Tom Saunders and Joe Fagan, the two Liverpudlian members of the canonical Boot Room team, died within eight days of one another during the summer of 2001. While Fagan had spent his retirement in quiet seclusion, increasingly troubled by health problems, Saunders had been appointed to the Anfield board in 1993, where he helped both Graeme Souness and Roy Evans during their managerial spells. Reuben Bennett, the only member of the original Boot Room quartet never to manage the club, died in 1989 aged 76. Of the surviving members of the Boot Room story, Ronnie Moran died earlier this year at the age of 83. Roy Evans is now 68 and works as a commentator and analyst for Liverpool TV. Kenny Dalglish is 65 and would go on to manage Blackburn Rovers to a Premier League title in 1995. Brief spells at Newcastle United and Celtic followed, before an unsuccessful return to the Anfield dugout in 2011/12 after the dismissal of Roy Hodgson. He is now an non-executive director at the club. In 2006, he topped a poll of Liverpool supporters to find the 100 Players Who Shook The Kop.

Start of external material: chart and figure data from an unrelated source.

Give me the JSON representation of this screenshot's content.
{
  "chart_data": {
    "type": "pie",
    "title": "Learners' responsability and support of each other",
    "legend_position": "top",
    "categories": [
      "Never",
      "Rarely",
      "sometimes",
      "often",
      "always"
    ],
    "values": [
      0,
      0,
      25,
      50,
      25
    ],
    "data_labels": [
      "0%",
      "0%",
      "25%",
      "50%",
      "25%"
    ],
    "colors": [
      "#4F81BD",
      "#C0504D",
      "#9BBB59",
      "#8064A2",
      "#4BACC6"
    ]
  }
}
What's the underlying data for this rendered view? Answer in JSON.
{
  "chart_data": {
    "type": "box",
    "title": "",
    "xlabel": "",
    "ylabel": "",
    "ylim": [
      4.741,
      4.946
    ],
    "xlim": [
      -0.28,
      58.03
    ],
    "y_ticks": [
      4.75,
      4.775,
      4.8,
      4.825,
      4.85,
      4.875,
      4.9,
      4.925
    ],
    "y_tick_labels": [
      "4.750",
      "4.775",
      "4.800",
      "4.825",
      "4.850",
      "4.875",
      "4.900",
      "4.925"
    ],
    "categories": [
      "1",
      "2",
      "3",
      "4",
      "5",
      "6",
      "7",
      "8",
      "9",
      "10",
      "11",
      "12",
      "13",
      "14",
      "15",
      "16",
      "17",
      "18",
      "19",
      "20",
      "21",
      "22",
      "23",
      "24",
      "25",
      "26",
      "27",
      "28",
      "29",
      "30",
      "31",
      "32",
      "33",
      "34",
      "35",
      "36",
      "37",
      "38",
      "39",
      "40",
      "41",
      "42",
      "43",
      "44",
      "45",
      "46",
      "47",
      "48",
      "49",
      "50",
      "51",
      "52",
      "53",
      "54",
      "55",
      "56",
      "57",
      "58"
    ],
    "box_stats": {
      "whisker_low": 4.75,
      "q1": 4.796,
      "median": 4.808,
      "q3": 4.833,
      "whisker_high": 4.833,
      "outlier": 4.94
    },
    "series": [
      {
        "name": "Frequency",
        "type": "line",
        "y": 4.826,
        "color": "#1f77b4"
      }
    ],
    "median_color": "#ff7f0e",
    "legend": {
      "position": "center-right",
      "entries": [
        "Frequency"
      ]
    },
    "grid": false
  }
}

Can Liverpool recapture the spirit of the Shankly revolution? Is it a prerequisite of achieving success? The answer to both questions, is probably no. This is not to say that Liverpool’s story is done: after all, they have been here, and lower, before. To try and reimagine a Boot Room-style dynasty is perhaps an over-simplistic view, but as Shankly said, being dismissive of something just because it is simple is a foolhardy enterprise. Jurgen Klopp is the man currently tasked with the almost impossible dream to re-establish the club’s standing. Klopp’s regime looks to be moving them in the right direction but, if and when it does ultimately bear fruit, it will be more surely a continuation of Klopp’s success with Borussia Dortmund than it is a reprise of the days of yore at Anfield, when Shankly, Paisley, Fagan and Dalglish were king.